Even if you only need to access 2GB (or you had fixed the Java memory mapping code) you still have a .getDoucle() or .putDouble() call for every access; and that's actually a virtual call (and as far as I can tell, even though I only ever used one kind of memory channel, the JVM wouldn't inline it -- although I can't tell for sure, because the JVM also sucks at introspection).

I had real computational code in C that needed to be translated to Java.

First attempt (no memory mapping, converting C structs to Java objects) failed miserably because my structs were 32 bytes each, and the object overhead was 24 or 32 (don't remember), which took me beyond physical memory (using virtual memory caused a slowdown of ~1000).

2nd attempt, I switched to memory mapped arrays -- much better, only ~15 times slower. But I also had to write my own sort, because Array.sort() or whatever it was called was allocating 48 bytes for each 4 byte int to sort (wtf?), blowing memory usage up again.

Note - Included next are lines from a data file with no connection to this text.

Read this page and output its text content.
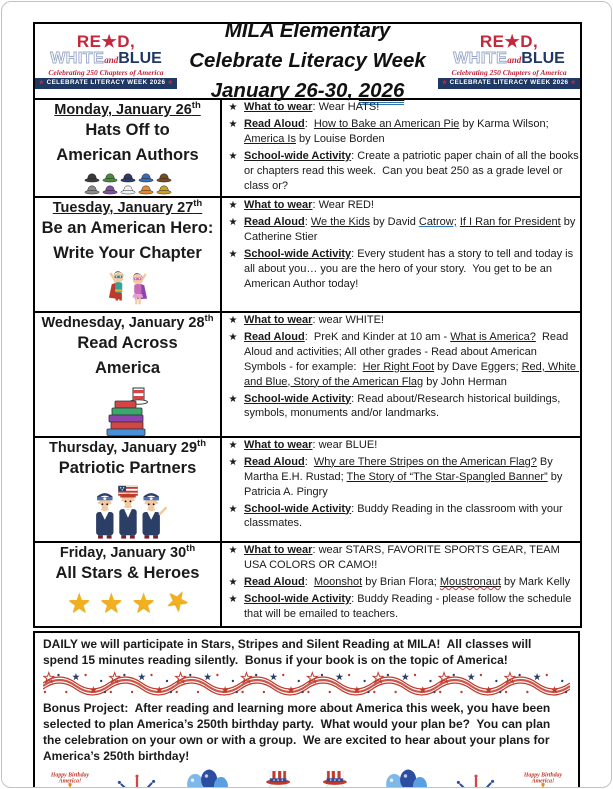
RE★D,
WHITEandBLUE
Celebrating 250 Chapters of America
★ CELEBRATE LITERACY WEEK 2026 ★
MILA Elementary
Celebrate Literacy Week
January 26-30, 2026
RE★D,
WHITEandBLUE
Celebrating 250 Chapters of America
★ CELEBRATE LITERACY WEEK 2026 ★

Monday, January 26th
Hats Off to
American Authors

★ What to wear: Wear HATS!
★ Read Aloud:  How to Bake an American Pie by Karma Wilson; America Is by Louise Borden
★ School-wide Activity: Create a patriotic paper chain of all the books or chapters read this week.  Can you beat 250 as a grade level or class or?

Tuesday, January 27th
Be an American Hero:
Write Your Chapter

★ What to wear: Wear RED!
★ Read Aloud: We the Kids by David Catrow; If I Ran for President by Catherine Stier
★ School-wide Activity: Every student has a story to tell and today is all about you… you are the hero of your story.  You get to be an American Author today!

Wednesday, January 28th
Read Across
America

★ What to wear: wear WHITE!
★ Read Aloud:  PreK and Kinder at 10 am - What is America?  Read Aloud and activities; All other grades - Read about American Symbols - for example:  Her Right Foot by Dave Eggers; Red, White and Blue, Story of the American Flag by John Herman
★ School-wide Activity: Read about/Research historical buildings, symbols, monuments and/or landmarks.

Thursday, January 29th
Patriotic Partners

★ What to wear: wear BLUE!
★ Read Aloud:  Why are There Stripes on the American Flag? By Martha E.H. Rustad; The Story of “The Star-Spangled Banner” by Patricia A. Pingry
★ School-wide Activity: Buddy Reading in the classroom with your classmates.

Friday, January 30th
All Stars & Heroes
★ ★ ★ ★

★ What to wear: wear STARS, FAVORITE SPORTS GEAR, TEAM USA COLORS OR CAMO!!
★ Read Aloud:  Moonshot by Brian Flora; Moustronaut by Mark Kelly
★ School-wide Activity: Buddy Reading - please follow the schedule that will be emailed to teachers.
DAILY we will participate in Stars, Stripes and Silent Reading at MILA!  All classes will spend 15 minutes reading silently.  Bonus if your book is on the topic of America!
Bonus Project:  After reading and learning more about America this week, you have been selected to plan America’s 250th birthday party.  What would your plan be?  You can plan the celebration on your own or with a group.  We are excited to hear about your plans for America’s 250th birthday!
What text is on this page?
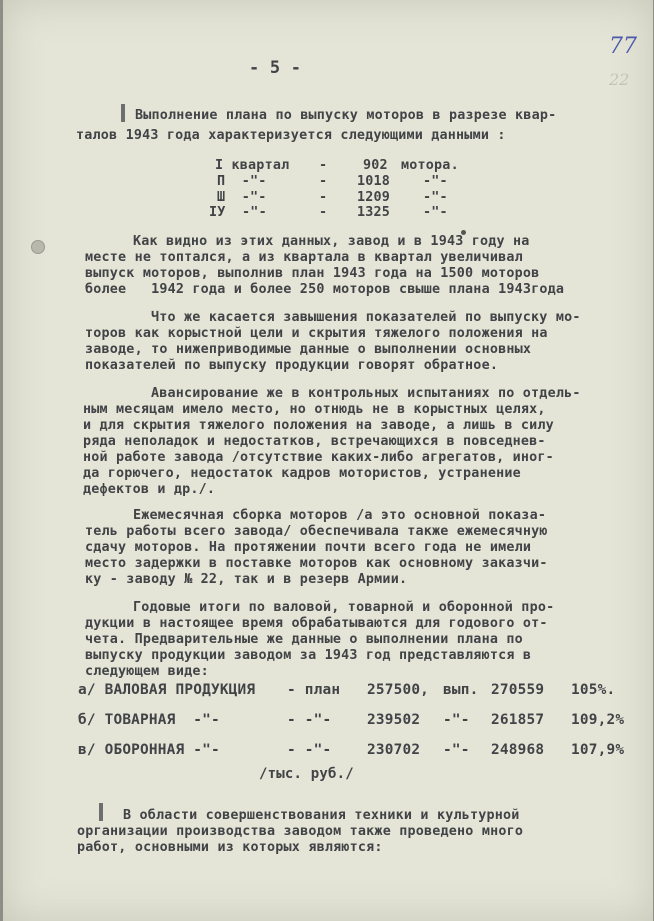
- 5 -
77
22
Выполнение плана по выпуску моторов в разрезе квар-
талов 1943 года характеризуется следующими данными :
I квартал -	902 мотора.
П  -"-	- 1018 -"-
Ш  -"-	- 1209 -"-
IУ  -"-	- 1325 -"-
Как видно из этих данных, завод и в 1943 году на
месте не топтался, а из квартала в квартал увеличивал
выпуск моторов, выполнив план 1943 года на 1500 моторов
более   1942 года и более 250 моторов свыше плана 1943года
Что же касается завышения показателей по выпуску мо-
торов как корыстной цели и скрытия тяжелого положения на
заводе, то нижеприводимые данные о выполнении основных
показателей по выпуску продукции говорят обратное.
Авансирование же в контрольных испытаниях по отдель-
ным месяцам имело место, но отнюдь не в корыстных целях,
и для скрытия тяжелого положения на заводе, а лишь в силу
ряда неполадок и недостатков, встречающихся в повседнев-
ной работе завода /отсутствие каких-либо агрегатов, иног-
да горючего, недостаток кадров мотористов, устранение
дефектов и др./.
Ежемесячная сборка моторов /а это основной показа-
тель работы всего завода/ обеспечивала также ежемесячную
сдачу моторов. На протяжении почти всего года не имели
место задержки в поставке моторов как основному заказчи-
ку - заводу № 22, так и в резерв Армии.
Годовые итоги по валовой, товарной и оборонной про-
дукции в настоящее время обрабатываются для годового от-
чета. Предварительные же данные о выполнении плана по
выпуску продукции заводом за 1943 год представляются в
следующем виде:
а/ ВАЛОВАЯ ПРОДУКЦИЯ - план 257500, вып. 270559 105%.
б/ ТОВАРНАЯ  -"-	- -"- 239502 -"- 261857 109,2%
в/ ОБОРОННАЯ -"-	- -"- 230702 -"- 248968 107,9%
/тыс. руб./
В области совершенствования техники и культурной
организации производства заводом также проведено много
работ, основными из которых являются:
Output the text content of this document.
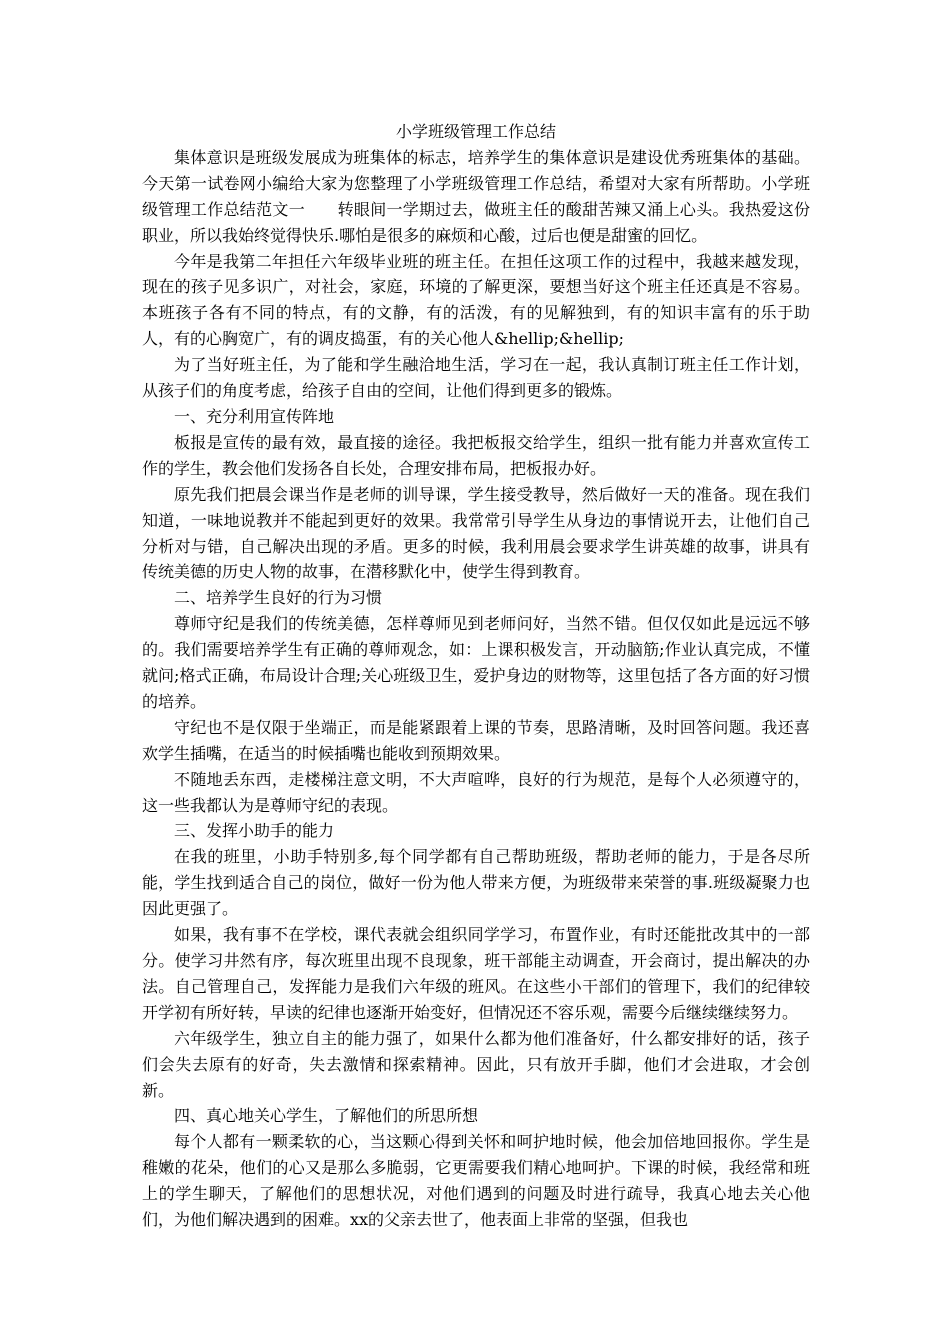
小学班级管理工作总结

集体意识是班级发展成为班集体的标志，培养学生的集体意识是建设优秀班集体的基础。今天第一试卷网小编给大家为您整理了小学班级管理工作总结，希望对大家有所帮助。小学班级管理工作总结范文一　　转眼间一学期过去，做班主任的酸甜苦辣又涌上心头。我热爱这份职业，所以我始终觉得快乐.哪怕是很多的麻烦和心酸，过后也便是甜蜜的回忆。

今年是我第二年担任六年级毕业班的班主任。在担任这项工作的过程中，我越来越发现，现在的孩子见多识广，对社会，家庭，环境的了解更深，要想当好这个班主任还真是不容易。本班孩子各有不同的特点，有的文静，有的活泼，有的见解独到，有的知识丰富有的乐于助人，有的心胸宽广，有的调皮捣蛋，有的关心他人&hellip;&hellip;

为了当好班主任，为了能和学生融洽地生活，学习在一起，我认真制订班主任工作计划，从孩子们的角度考虑，给孩子自由的空间，让他们得到更多的锻炼。

一、充分利用宣传阵地

板报是宣传的最有效，最直接的途径。我把板报交给学生，组织一批有能力并喜欢宣传工作的学生，教会他们发扬各自长处，合理安排布局，把板报办好。

原先我们把晨会课当作是老师的训导课，学生接受教导，然后做好一天的准备。现在我们知道，一味地说教并不能起到更好的效果。我常常引导学生从身边的事情说开去，让他们自己分析对与错，自己解决出现的矛盾。更多的时候，我利用晨会要求学生讲英雄的故事，讲具有传统美德的历史人物的故事，在潜移默化中，使学生得到教育。

二、培养学生良好的行为习惯

尊师守纪是我们的传统美德，怎样尊师见到老师问好，当然不错。但仅仅如此是远远不够的。我们需要培养学生有正确的尊师观念，如：上课积极发言，开动脑筋;作业认真完成，不懂就问;格式正确，布局设计合理;关心班级卫生，爱护身边的财物等，这里包括了各方面的好习惯的培养。

守纪也不是仅限于坐端正，而是能紧跟着上课的节奏，思路清晰，及时回答问题。我还喜欢学生插嘴，在适当的时候插嘴也能收到预期效果。

不随地丢东西，走楼梯注意文明，不大声喧哗，良好的行为规范，是每个人必须遵守的，这一些我都认为是尊师守纪的表现。

三、发挥小助手的能力

在我的班里，小助手特别多,每个同学都有自己帮助班级，帮助老师的能力，于是各尽所能，学生找到适合自己的岗位，做好一份为他人带来方便，为班级带来荣誉的事.班级凝聚力也因此更强了。

如果，我有事不在学校，课代表就会组织同学学习，布置作业，有时还能批改其中的一部分。使学习井然有序，每次班里出现不良现象，班干部能主动调查，开会商讨，提出解决的办法。自己管理自己，发挥能力是我们六年级的班风。在这些小干部们的管理下，我们的纪律较开学初有所好转，早读的纪律也逐渐开始变好，但情况还不容乐观，需要今后继续继续努力。

六年级学生，独立自主的能力强了，如果什么都为他们准备好，什么都安排好的话，孩子们会失去原有的好奇，失去激情和探索精神。因此，只有放开手脚，他们才会进取，才会创新。

四、真心地关心学生，了解他们的所思所想

每个人都有一颗柔软的心，当这颗心得到关怀和呵护地时候，他会加倍地回报你。学生是稚嫩的花朵，他们的心又是那么多脆弱，它更需要我们精心地呵护。下课的时候，我经常和班上的学生聊天，了解他们的思想状况，对他们遇到的问题及时进行疏导，我真心地去关心他们，为他们解决遇到的困难。xx的父亲去世了，他表面上非常的坚强，但我也
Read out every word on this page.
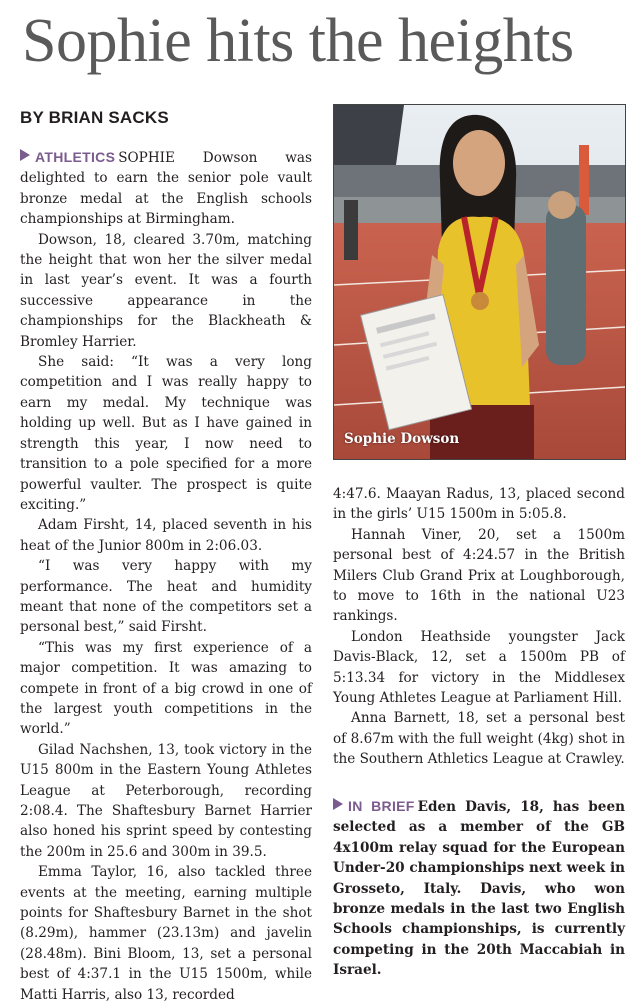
Sophie hits the heights
BY BRIAN SACKS

ATHLETICS SOPHIE Dowson was delighted to earn the senior pole vault bronze medal at the English schools championships at Birmingham.

Dowson, 18, cleared 3.70m, matching the height that won her the silver medal in last year’s event. It was a fourth successive appearance in the championships for the Blackheath & Bromley Harrier.

She said: “It was a very long competition and I was really happy to earn my medal. My technique was holding up well. But as I have gained in strength this year, I now need to transition to a pole specified for a more powerful vaulter. The prospect is quite exciting.”

Adam Firsht, 14, placed seventh in his heat of the Junior 800m in 2:06.03.

“I was very happy with my performance. The heat and humidity meant that none of the competitors set a personal best,” said Firsht.

“This was my first experience of a major competition. It was amazing to compete in front of a big crowd in one of the largest youth competitions in the world.”

Gilad Nachshen, 13, took victory in the U15 800m in the Eastern Young Athletes League at Peterborough, recording 2:08.4. The Shaftesbury Barnet Harrier also honed his sprint speed by contesting the 200m in 25.6 and 300m in 39.5.

Emma Taylor, 16, also tackled three events at the meeting, earning multiple points for Shaftesbury Barnet in the shot (8.29m), hammer (23.13m) and javelin (28.48m). Bini Bloom, 13, set a personal best of 4:37.1 in the U15 1500m, while Matti Harris, also 13, recorded

Sophie Dowson

4:47.6. Maayan Radus, 13, placed second in the girls’ U15 1500m in 5:05.8.

Hannah Viner, 20, set a 1500m personal best of 4:24.57 in the British Milers Club Grand Prix at Loughborough, to move to 16th in the national U23 rankings.

London Heathside youngster Jack Davis-Black, 12, set a 1500m PB of 5:13.34 for victory in the Middlesex Young Athletes League at Parliament Hill.

Anna Barnett, 18, set a personal best of 8.67m with the full weight (4kg) shot in the Southern Athletics League at Crawley.

IN BRIEF Eden Davis, 18, has been selected as a member of the GB 4x100m relay squad for the European Under-20 championships next week in Grosseto, Italy. Davis, who won bronze medals in the last two English Schools championships, is currently competing in the 20th Maccabiah in Israel.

That's a cost people using Hadoop pay all the time -- which kind of surprises me how popular it is. You need 10 times less CPU if you do things right -- and at that scale, maintenance & hardware cost as much as salaries....

1 comments

Arrays.sort() creates a full copy of the input data before sorting.
It was copying more, or for some reason expending from ints to Integers -- it multiplied the required memory by 12.

I don't have access to that source code anymore, and I don't remember what exactly I used, but -- given that I had to implement my own data structure over mmap -- it was an array of int, which needed sorting through a comparator class I supplied. That comparator looked up the structs corresponding to ints, and compared them. Perhaps it was just crazily instantiating the comparator class or something.

I see nothing in the Java6 Arrays.java source code which would support this claim.